D’autre part, toutes les petites structures vivantes sont en interdépendance, donc en communication, un apport majeur de l’avancée des sciences du vivant. La notion d’écosystème a beaucoup aidé à la compréhension de la vie, les rhizomes dont parlait Deleuze. Nous avions compris cela dans nos classes uniques (ne pas être isolés) et créé, parmi les premiers, ce qui était un réseau social. Mais nous avions eu la chance qu’il soit pour nous une découverte, de ce fait il n’avait pas de forme encore connue et nous devions inventer l’organisation de l’informel, au fur et à mesure que la communication le produisait, pour le rendre utilisable. Ce rhizome nous avait beaucoup aidés aussi bien pour l’évolution de chacune de nos petites structures comme dans la lutte que nous avons menée ensuite et que nous avons failli gagner (obtention d’un moratoire sur la suppression des petites écoles). Par la suite l’évolution des technologies ont rendu bien plus faciles la communication et la création des réseaux sociaux, mais, toujours de par les technologies, les algorithmes les ont offerts déjà mis en forme et l’informel qu’ils ont produit est devenu plus difficile ou beaucoup plus technique pour qu’il soit réorganisé et rendu utilisable par chacun comme par des ensembles. En ce qui concerne le réseau des écoles, paradoxalement il est devenu beaucoup moins dynamique et fécond lorsque son accès a été plus facile.

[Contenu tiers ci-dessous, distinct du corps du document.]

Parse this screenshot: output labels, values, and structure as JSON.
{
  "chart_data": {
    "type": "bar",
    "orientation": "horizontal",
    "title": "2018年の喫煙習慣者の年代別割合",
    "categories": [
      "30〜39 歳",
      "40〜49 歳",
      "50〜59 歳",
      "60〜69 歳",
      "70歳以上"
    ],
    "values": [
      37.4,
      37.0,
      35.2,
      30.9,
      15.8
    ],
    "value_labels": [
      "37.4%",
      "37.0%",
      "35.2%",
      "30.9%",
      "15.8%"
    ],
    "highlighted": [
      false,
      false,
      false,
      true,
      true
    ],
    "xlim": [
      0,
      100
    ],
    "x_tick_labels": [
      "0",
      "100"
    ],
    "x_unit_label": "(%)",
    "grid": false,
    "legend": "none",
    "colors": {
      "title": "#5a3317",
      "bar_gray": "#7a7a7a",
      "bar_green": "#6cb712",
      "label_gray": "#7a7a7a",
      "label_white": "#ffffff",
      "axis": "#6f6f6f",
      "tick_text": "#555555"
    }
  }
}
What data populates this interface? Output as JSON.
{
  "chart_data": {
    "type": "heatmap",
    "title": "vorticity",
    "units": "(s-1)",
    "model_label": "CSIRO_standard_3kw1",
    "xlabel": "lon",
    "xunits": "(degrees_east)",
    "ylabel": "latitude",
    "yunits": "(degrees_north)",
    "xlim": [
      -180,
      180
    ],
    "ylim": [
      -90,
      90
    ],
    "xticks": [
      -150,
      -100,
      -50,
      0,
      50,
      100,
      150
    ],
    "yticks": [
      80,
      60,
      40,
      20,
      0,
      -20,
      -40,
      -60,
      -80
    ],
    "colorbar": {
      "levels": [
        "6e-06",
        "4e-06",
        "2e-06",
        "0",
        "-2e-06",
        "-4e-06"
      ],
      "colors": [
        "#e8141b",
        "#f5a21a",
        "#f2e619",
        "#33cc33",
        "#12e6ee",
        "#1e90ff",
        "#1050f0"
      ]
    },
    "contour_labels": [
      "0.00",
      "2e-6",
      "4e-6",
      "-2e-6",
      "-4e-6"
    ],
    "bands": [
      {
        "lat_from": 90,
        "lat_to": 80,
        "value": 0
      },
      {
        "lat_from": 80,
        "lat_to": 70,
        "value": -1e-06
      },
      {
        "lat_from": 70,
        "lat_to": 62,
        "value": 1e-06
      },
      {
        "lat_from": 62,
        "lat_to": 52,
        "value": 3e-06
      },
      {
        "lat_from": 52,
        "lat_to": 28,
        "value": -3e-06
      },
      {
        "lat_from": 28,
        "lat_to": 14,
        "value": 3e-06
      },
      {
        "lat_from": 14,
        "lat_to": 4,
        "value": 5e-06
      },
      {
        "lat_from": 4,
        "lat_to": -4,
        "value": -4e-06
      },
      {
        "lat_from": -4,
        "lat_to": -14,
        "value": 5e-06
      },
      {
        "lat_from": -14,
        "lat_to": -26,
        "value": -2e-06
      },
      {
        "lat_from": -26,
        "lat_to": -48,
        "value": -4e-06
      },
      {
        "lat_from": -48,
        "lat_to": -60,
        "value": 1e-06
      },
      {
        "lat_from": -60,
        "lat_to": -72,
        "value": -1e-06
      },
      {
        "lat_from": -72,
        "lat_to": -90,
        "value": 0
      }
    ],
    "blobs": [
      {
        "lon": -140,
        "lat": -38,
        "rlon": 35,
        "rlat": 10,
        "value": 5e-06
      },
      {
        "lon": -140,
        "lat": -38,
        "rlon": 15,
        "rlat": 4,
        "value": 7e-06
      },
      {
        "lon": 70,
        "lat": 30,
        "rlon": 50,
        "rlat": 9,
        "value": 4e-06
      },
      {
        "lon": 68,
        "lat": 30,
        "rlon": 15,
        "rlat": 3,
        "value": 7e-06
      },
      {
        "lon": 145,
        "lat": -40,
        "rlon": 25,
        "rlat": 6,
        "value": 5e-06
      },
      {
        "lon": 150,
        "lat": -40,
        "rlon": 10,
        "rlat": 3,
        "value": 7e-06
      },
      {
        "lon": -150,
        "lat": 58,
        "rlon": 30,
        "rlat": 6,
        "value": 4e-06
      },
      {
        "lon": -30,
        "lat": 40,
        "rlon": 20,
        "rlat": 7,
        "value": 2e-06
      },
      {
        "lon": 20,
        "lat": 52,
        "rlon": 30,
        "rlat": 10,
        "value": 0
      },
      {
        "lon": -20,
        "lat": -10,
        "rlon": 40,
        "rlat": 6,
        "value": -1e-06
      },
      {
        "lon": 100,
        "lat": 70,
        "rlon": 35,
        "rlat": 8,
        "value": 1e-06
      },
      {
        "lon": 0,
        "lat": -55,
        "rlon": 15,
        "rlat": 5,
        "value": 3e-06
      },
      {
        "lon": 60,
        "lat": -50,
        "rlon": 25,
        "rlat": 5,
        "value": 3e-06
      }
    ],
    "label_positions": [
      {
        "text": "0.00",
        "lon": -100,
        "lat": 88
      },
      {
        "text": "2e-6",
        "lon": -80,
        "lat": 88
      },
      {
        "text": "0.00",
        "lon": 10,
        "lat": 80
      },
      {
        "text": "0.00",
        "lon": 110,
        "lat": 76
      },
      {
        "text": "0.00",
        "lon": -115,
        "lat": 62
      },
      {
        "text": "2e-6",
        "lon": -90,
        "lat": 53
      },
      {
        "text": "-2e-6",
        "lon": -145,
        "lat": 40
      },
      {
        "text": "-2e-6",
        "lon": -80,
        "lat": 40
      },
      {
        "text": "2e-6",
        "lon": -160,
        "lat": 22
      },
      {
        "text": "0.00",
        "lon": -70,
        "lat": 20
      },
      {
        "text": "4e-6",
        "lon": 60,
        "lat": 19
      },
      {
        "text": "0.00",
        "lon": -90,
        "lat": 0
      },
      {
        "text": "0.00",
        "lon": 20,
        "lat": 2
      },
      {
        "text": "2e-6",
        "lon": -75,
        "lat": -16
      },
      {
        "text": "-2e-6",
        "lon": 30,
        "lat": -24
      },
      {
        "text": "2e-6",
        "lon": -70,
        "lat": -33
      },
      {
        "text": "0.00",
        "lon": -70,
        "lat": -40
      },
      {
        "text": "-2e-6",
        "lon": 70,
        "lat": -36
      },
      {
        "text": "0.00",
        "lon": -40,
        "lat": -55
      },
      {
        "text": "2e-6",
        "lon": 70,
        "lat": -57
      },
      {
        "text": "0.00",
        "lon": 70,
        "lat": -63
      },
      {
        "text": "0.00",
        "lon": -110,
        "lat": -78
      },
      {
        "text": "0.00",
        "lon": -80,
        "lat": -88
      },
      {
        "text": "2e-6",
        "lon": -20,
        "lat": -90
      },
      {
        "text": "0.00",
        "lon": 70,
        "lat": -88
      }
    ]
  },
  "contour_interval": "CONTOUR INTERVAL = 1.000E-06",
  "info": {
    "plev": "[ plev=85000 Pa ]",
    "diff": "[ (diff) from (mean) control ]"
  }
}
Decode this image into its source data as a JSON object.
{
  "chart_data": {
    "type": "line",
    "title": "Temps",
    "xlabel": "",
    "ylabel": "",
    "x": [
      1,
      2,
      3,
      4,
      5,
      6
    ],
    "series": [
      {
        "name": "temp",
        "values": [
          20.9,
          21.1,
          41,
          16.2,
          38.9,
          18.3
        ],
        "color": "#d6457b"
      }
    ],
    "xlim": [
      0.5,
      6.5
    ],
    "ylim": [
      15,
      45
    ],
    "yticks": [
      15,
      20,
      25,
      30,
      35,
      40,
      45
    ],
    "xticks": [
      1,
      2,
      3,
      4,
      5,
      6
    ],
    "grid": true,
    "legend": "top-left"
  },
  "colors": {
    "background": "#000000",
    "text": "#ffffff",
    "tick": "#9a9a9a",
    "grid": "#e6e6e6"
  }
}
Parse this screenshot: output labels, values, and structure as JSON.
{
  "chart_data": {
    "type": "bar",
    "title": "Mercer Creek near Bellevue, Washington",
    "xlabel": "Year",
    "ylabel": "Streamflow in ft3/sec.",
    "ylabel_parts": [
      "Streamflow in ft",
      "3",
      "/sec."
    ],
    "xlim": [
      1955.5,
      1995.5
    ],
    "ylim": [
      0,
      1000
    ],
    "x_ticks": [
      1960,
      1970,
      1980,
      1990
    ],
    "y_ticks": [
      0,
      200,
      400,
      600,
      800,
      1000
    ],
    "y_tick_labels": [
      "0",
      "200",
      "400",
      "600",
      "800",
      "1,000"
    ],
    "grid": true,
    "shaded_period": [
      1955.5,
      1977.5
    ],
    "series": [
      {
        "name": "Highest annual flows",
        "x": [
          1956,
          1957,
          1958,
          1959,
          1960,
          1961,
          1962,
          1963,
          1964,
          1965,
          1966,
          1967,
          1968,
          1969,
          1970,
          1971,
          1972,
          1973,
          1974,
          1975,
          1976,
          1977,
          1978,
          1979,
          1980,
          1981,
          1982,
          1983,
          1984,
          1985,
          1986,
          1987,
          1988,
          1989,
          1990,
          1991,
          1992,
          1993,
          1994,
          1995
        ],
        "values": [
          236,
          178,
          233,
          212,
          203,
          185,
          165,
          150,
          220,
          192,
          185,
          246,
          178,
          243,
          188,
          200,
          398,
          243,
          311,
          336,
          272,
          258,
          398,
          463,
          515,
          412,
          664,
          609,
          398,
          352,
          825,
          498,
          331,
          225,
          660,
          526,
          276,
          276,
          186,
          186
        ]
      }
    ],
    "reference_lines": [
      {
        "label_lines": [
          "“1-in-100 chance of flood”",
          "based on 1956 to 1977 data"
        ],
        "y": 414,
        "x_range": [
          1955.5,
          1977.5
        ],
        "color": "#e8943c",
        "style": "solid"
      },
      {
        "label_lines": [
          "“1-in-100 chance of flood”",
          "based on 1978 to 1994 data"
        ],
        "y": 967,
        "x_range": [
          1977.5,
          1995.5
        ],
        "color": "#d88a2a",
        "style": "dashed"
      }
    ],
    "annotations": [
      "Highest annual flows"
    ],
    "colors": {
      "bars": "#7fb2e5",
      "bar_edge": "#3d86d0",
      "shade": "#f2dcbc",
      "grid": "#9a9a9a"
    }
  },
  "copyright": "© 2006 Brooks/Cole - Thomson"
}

Bien sûr que les réseaux sociaux ont beaucoup aidé à l’émergence des Gilets jaunes sur tout le territoire. Mais ensuite ils n’ont pas réussi à créer l’écosystème social et politique qui aurait pu recouvrir au moins tout le pays et rendu désuet le formalisme institutionnel dans lequel nous sommes englués. Peut-être trop disparates jusqu’à être en concurrence, peut-être n’ont-ils pas pu effacer les égos, peut-être… Mais aussi et surtout nous n’avons pas encore acquis la culture de la vraie communication, nous ne nous sommes pas encore débarrassés des habitus que des siècles de soumission et d’éducation ont presque inscrits dans un gène collectif.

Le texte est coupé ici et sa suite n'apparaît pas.